Los nervios de la cara del señor Wordsworth se crisparon inexplicablemente: por un instante pareció apunto de echarse a reír. Cerró los ojos, compuso su expresión y dijo rápidamente, como si hubiera sido preciso contar los hechos lo antes posible:


–Tu padre caminaba por una calle de Nápoles cuando un cerdo se le cayó encima. Un accidente absurdo. Parece que en los barrios pobres de Nápoles la gente cría cerdos en los balcones. Éste cayó del quinto piso. Había engordado demasiado. El balcón cedió. El cerdo cayó sobre tu padre.


El señor Wordsworth se apartó del escritorio y se acercó a la ventana, volviendo la espalda a Jerome. La emoción lo estremeció ligeramente.


–¿Qué pasó con el cerdo? –preguntó Jerome.


II


No era insensibilidad por parte de Jerome, como interpretó el señor Wordsworth a sus colegas (hasta discutió con ellos la posibilidad de que Jerome no tuviera aún las condiciones para ser celador). Jerome sólo procuraba visualizar la extraña escena y obtener detalles concretos. Tampoco era Jerome un niño capaz de llorar; era un niño que cavilaba y nunca se le ocurrió en esa escuela preparatoria que las circunstancias de la muerte de su padre fueran cómicas; eran parte del misterio de la vida. Sólo después, durante el primer curso de la escuela pública, cuando contó los hechos a su mejor amigo, empezó a darse cuenta de cómo reaccionaban los demás. Naturalmente, después de esa confidencia lo llamaron, con bastante injusticia, Cerdo.


Por desgracia su tía no tenía sentido del humor. Sobre el piano había una fotografía ampliada de su padre: un hombre corpulento y triste, con un inapropiado traje oscuro, posaba en Capri con un paraguas (para protegerse del sol). Las rocas del Faraglione se veían al fondo. A los dieciséis años Jerome tenía clara conciencia de que el retrato se parecía más al autor de Sol y sombra y Paseo por las Baleares que a un agente del Servicio de Espionaje. Pero amaba el recuerdo de su padre: aún poseía un álbum lleno de tarjetas postales (mucho tiempo antes les había despegado las estampillas para su otra colección) y le apenaba que su tía se embarcara con extraños en el relato de la muerte de su padre.


“Un accidente absurdo”, empezaba ella, y el extraño o extraña adquiría la expresión que corresponde a un oyente interesado o compungido. Ambas reacciones, desde luego, eran falsas, pero era terrible para Jerome comprobar que súbitamente, en mitad del vago palabreo de su tía, el interés del oyente se hacía genuino. “No me imagino cómo pueden permitirse cosas semejantes en un país civilizado –decía su tía–. Supongo que debemos considerar que Italia es civilizada… Desde luego, en el extranjero tiene uno que estar preparado para cualquier cosa.
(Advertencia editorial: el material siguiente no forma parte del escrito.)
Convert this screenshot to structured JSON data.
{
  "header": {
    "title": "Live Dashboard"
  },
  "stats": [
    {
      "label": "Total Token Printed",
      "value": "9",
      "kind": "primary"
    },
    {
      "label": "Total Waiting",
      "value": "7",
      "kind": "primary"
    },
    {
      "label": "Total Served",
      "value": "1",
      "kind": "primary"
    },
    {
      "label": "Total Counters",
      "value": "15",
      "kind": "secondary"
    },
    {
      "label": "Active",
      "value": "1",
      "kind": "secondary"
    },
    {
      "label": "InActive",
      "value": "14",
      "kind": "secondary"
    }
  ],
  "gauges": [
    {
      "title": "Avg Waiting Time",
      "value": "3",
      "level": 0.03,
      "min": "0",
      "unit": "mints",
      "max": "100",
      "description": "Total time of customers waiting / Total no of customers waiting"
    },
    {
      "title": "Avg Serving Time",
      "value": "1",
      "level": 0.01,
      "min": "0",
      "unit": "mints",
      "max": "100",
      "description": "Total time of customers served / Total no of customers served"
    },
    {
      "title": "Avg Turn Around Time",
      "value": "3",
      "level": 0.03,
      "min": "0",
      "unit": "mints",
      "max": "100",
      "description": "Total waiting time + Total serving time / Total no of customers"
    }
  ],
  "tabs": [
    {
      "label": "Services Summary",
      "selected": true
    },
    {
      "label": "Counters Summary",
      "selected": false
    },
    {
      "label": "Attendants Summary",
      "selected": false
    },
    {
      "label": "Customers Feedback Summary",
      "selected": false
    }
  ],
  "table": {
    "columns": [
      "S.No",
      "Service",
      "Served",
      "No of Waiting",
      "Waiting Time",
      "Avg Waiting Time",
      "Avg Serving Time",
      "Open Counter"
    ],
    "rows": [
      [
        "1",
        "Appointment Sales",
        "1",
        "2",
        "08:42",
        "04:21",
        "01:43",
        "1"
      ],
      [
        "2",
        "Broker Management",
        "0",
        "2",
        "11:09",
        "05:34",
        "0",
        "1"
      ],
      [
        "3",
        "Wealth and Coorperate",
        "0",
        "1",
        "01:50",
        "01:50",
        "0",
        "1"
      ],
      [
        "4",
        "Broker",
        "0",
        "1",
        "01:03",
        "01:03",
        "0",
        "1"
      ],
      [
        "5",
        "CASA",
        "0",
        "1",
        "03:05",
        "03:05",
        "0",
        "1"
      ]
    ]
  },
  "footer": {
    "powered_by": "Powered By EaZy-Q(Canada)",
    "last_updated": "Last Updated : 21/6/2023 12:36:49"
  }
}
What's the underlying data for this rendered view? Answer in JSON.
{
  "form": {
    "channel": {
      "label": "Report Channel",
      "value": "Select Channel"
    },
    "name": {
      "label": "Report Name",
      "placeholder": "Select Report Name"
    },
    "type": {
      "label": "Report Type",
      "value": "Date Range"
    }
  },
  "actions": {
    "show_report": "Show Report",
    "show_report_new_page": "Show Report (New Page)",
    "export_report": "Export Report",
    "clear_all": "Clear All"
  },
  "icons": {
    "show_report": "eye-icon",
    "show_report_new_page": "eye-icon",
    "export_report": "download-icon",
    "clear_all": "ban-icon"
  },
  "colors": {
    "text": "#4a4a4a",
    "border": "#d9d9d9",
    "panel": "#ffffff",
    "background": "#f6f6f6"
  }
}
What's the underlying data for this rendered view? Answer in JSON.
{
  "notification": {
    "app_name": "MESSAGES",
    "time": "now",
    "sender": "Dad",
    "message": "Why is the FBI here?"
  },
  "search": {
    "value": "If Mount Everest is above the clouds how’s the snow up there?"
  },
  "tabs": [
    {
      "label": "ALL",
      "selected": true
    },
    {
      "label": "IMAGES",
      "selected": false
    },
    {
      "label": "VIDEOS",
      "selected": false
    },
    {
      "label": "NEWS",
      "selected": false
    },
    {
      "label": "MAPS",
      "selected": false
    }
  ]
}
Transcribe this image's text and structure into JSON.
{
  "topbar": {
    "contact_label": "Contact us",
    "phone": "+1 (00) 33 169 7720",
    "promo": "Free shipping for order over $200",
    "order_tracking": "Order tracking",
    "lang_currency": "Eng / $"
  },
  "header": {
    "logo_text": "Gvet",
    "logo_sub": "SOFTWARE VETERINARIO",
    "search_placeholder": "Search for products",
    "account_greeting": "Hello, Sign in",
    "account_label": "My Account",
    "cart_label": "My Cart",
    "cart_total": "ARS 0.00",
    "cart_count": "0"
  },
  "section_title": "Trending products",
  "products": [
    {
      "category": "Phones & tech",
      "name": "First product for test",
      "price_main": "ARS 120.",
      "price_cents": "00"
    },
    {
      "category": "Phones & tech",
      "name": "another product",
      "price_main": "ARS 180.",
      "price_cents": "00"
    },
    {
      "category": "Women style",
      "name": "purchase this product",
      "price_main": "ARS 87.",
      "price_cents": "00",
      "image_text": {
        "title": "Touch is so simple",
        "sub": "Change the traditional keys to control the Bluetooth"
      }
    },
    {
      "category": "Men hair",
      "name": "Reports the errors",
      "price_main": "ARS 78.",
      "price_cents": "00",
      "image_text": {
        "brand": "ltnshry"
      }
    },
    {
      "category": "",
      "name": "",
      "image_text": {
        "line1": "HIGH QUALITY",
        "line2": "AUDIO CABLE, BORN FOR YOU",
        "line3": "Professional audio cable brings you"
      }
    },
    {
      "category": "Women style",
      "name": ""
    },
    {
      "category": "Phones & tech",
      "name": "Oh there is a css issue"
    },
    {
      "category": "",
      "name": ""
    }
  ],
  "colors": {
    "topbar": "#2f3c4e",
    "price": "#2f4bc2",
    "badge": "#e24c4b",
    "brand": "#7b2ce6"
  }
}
Mi hermano viajaba mucho. Siempre llevaba un filtro de agua consigo. Era mucho menos caro que comprar todas esas botellas de agua mineral. Mi hermano decía siempre que gracias a lo que el filtro le permitía ahorrar pagaba el vino de la cena. Ya se darán cuenta ustedes de que era un hombre muy cuidadoso. Pero ¿a quién podía ocurrírsele que, caminando por la Via Dottore Manuele Panucci rumbo al Museo Hidrográfico, se le caería un cerdo encima?” Ese era el momento en que el interés del oyente se hacía genuino.


El padre de Jerome no había sido un escritor muy importante, pero siempre parece llegar un momento, después de la muerte de un escritor, en que alguien cree que vale la pena escribir al suplemento literario del Times para anunciar la preparación de una biografía y solicitar cartas, documentos o anécdotas de amigos del muerto. Por lo general esas biografías nunca aparecen: quizá no sean más que una oscura forma de chantaje y muchos de esos biógrafos en potencia encuentren de ese modo el medio de terminar sus estudios en Kansas o Nottingham: Jerome era contador público y vivía lejos del mundo literario. No comprendía que pocas amenazas había de que apareciera un biógrafo e ignoraba que había pasado el período de peligro. A veces ensayaba formas de relatar la muerte de su padre reduciendo al mínimo los elementos cómicos (era inútil negarse a informar, porque en ese caso el biógrafo acudiría sin duda a su tía, que tenía muchos años pero no daba muestras de perder sus energías).


Jerome pensaba que sólo había dos soluciones: la primera consistía en aproximarse lentamente al accidente de modo que, cuando llegara el momento de describirlo, el oyente ya estuviera tan bien preparado que la muerte resultara casi un anticlímax. El peligro principal de provocar la risa era siempre la sorpresa.


Cuando ensayaba este método, Jerome empezaba de manera bastante aburrida:


“¿Conoce usted esas altas casas de vecindad, en Nápoles? Alguien me dijo una vez que los napolitanos se sienten en su elemento en New York, así como la gente de Turín se siente en su elemento en Londres porque el río es muy semejante en ambas ciudades. Bueno… ¿dónde estaba yo? Ah, sí. En Nápoles, desde luego. Le sorprenderían las cosas que los habitantes de los barrios pobres tienen en los balcones de esas casas de vecindad en forma de rascacielos. No crea usted que cuelgan ropa. Crían animales: gallinas y hasta cerdos. Desde luego, los cerdos no pueden hacer ejercicio y engordan rápidamente”.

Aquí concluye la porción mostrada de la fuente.